Night photography is one of the highlights in the marketing of the Galaxy S23 Ultra and the entire S23 series. In recent years, all smartphone manufacturers, including Samsung, have made a concerted effort to improve low-light photography. To prove that it is progressing towards this goal, Samsung uses the Moon photos that it says were taken with a Galaxy S series devices.
However, it seems that the company has not been very honest about it from the very beginning. It is claimed that the moon photos look too good to be true because they are not real anyway. Samsung may be using artificial intelligence (AI) and machine learning (ML) to detect the Moon in shots and then overlay it on top of the image you take. As a result of this, an unreal but spectacular-looking Moon photo emerges.
Behind these accusations is a Reddit user called ibreakphotos. The user set up a simple experiment that anyone can repeat to show that the Moon photos taken with the Galaxy S are not real. The user’s highly detailed post went viral, with several camera samples he posted to prove his claim.
He started his experiment by downloading a high-resolution photo of the Moon. He then downscaled that photo to 170 x 170 pixels and applied a Gaussian blur filter, removing all details from the image. After these procedures, it should have been absolutely impossible to take a great photo of the Moon when you point a Galaxy S phone at this photo.
The Reddit user opened the photo on his monitor, turned off the lights, and moved to the other side of the room. He captured a perfect Moon photo by zooming the screen with his Samsung phone. Despite the blurriness of the original rendered photo, the Galaxy S23 phone managed to come up with an incredibly detailed image of the Moon.
That’s why the Redditor says the only plausible explanation is that Samsung modified the photo with a clever algorithm. Redditor explains: “I hope you appreciate that in the side-by-side image above, Samsung is leveraging an AI model to place craters and other details where it’s just a blurry mess. And I should stress that there is a difference between combining multiple frames to recover details that would otherwise be lost, versus super-resolution additional processing, and here is a tool to recognize the Moon and paste the Moon texture on it (when there is no detail to be recovered in the first place, as in this experiment). There appears to be a specific AI model trained on a series of Moon images. It’s not the same kind of processing that’s done when you zoom in on something else, these multiple exposures, and different data from each frame account for one thing. Special for this month. In short, Samsung’s moon pictures are fake. Samsung’s marketing is deceptive.”
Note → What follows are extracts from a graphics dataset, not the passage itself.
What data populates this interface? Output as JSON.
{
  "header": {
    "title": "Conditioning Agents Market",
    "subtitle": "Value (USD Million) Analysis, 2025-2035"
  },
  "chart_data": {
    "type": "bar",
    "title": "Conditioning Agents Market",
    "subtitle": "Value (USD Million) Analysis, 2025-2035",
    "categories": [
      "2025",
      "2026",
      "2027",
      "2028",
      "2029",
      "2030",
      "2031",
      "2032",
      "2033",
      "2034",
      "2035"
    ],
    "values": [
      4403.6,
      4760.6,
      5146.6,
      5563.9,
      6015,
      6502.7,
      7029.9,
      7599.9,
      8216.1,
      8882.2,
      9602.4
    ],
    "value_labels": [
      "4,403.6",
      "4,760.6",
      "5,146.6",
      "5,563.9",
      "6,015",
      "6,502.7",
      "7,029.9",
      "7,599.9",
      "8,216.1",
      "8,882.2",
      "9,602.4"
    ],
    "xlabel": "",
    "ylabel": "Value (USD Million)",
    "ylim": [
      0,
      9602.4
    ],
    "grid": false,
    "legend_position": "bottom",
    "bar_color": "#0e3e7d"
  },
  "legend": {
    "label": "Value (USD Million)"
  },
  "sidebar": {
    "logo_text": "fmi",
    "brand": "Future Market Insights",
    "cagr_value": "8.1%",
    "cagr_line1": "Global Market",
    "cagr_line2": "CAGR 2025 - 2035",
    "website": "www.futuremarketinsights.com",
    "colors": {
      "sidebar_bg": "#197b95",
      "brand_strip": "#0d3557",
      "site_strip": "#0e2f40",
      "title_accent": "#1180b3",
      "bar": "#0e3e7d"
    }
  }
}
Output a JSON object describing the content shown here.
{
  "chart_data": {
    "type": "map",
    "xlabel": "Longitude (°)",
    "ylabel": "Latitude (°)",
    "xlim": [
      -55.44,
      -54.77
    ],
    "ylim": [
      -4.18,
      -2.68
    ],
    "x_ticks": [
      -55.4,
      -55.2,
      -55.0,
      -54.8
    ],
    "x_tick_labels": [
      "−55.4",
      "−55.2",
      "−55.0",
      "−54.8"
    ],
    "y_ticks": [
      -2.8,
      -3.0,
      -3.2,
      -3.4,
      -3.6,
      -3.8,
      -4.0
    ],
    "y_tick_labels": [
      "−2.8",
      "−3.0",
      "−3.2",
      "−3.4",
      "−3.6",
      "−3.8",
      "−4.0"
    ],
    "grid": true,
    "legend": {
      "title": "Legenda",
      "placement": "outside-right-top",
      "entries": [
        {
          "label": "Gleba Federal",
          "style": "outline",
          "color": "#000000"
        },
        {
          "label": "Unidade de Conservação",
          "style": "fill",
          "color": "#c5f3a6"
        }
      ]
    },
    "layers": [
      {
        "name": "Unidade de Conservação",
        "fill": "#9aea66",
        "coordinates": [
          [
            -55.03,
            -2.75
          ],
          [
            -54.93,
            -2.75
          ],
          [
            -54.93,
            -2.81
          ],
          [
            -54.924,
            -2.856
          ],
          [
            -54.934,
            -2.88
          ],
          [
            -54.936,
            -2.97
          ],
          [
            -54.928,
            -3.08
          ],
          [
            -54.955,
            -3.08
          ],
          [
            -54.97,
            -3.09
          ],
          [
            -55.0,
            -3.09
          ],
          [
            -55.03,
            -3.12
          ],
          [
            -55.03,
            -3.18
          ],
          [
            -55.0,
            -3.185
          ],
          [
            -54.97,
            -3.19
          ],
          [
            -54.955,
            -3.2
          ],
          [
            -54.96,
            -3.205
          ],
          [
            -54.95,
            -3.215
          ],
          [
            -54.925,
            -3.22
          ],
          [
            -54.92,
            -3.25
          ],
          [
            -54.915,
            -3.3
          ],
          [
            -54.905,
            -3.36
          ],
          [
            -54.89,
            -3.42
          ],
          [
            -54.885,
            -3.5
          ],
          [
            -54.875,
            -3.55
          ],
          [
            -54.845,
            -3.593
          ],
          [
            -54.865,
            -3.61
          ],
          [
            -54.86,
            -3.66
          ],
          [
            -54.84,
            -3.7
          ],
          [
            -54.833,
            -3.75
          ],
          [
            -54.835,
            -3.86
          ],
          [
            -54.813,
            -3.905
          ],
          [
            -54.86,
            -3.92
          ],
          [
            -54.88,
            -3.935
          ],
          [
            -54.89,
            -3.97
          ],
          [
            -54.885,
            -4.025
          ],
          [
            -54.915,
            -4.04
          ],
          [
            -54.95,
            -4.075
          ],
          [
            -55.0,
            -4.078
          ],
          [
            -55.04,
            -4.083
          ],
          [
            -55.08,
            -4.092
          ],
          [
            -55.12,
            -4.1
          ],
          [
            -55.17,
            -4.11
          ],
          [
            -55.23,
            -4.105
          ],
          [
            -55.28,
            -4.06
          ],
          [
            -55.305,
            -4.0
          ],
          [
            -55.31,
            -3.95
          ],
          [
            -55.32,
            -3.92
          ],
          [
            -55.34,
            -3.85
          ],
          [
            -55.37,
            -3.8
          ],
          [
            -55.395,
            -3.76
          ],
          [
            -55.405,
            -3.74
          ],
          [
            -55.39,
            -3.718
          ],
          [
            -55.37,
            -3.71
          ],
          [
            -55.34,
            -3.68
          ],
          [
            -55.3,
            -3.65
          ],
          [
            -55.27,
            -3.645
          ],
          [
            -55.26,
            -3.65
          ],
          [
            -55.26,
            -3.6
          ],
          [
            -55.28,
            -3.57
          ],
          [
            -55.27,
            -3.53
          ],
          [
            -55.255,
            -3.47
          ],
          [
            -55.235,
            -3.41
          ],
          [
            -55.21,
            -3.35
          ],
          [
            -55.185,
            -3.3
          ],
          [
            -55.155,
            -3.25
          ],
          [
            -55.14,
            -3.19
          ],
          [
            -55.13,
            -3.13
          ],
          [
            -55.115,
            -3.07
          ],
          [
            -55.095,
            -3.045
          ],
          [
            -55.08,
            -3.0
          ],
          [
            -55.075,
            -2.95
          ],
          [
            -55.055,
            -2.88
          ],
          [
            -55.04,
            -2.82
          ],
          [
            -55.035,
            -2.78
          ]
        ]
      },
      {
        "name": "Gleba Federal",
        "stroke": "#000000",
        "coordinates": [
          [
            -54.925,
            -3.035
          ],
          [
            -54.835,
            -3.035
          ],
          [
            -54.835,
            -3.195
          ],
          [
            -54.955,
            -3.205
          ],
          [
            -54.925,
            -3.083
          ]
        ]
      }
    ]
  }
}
Emphasizing that the addition of details in such an experiment, where there would be no detail, is entirely thanks to artificial intelligence, rather than an optical process such as multiple frame exposure, Redditor ibreakphotos said that since only one side of the Moon is seen from the Earth, it is necessary to train the model on other Moon images and have a similar view to the Moon. it says it’s very easy to paste this texture once the image is detected.
The Redditor didn’t specify which phone Samsung used to prove the moon photos were fake, but a different Redditor did the same a few years ago.
After that, Samsung will have to wait for a response and the company will have to prove that the Moon shots with the Galaxy S23 Ultra and other high-end phones are real. Otherwise, he may have some serious explanations to make.
If Samsung had made it clear from the start that the Moon shots were artificial, this wouldn’t have been an issue. The Galaxy S23 Ultra has a great camera that doesn’t need any of these tricks, and it doesn’t need to take fake Moon photos that just tarnish Samsung’s reputation.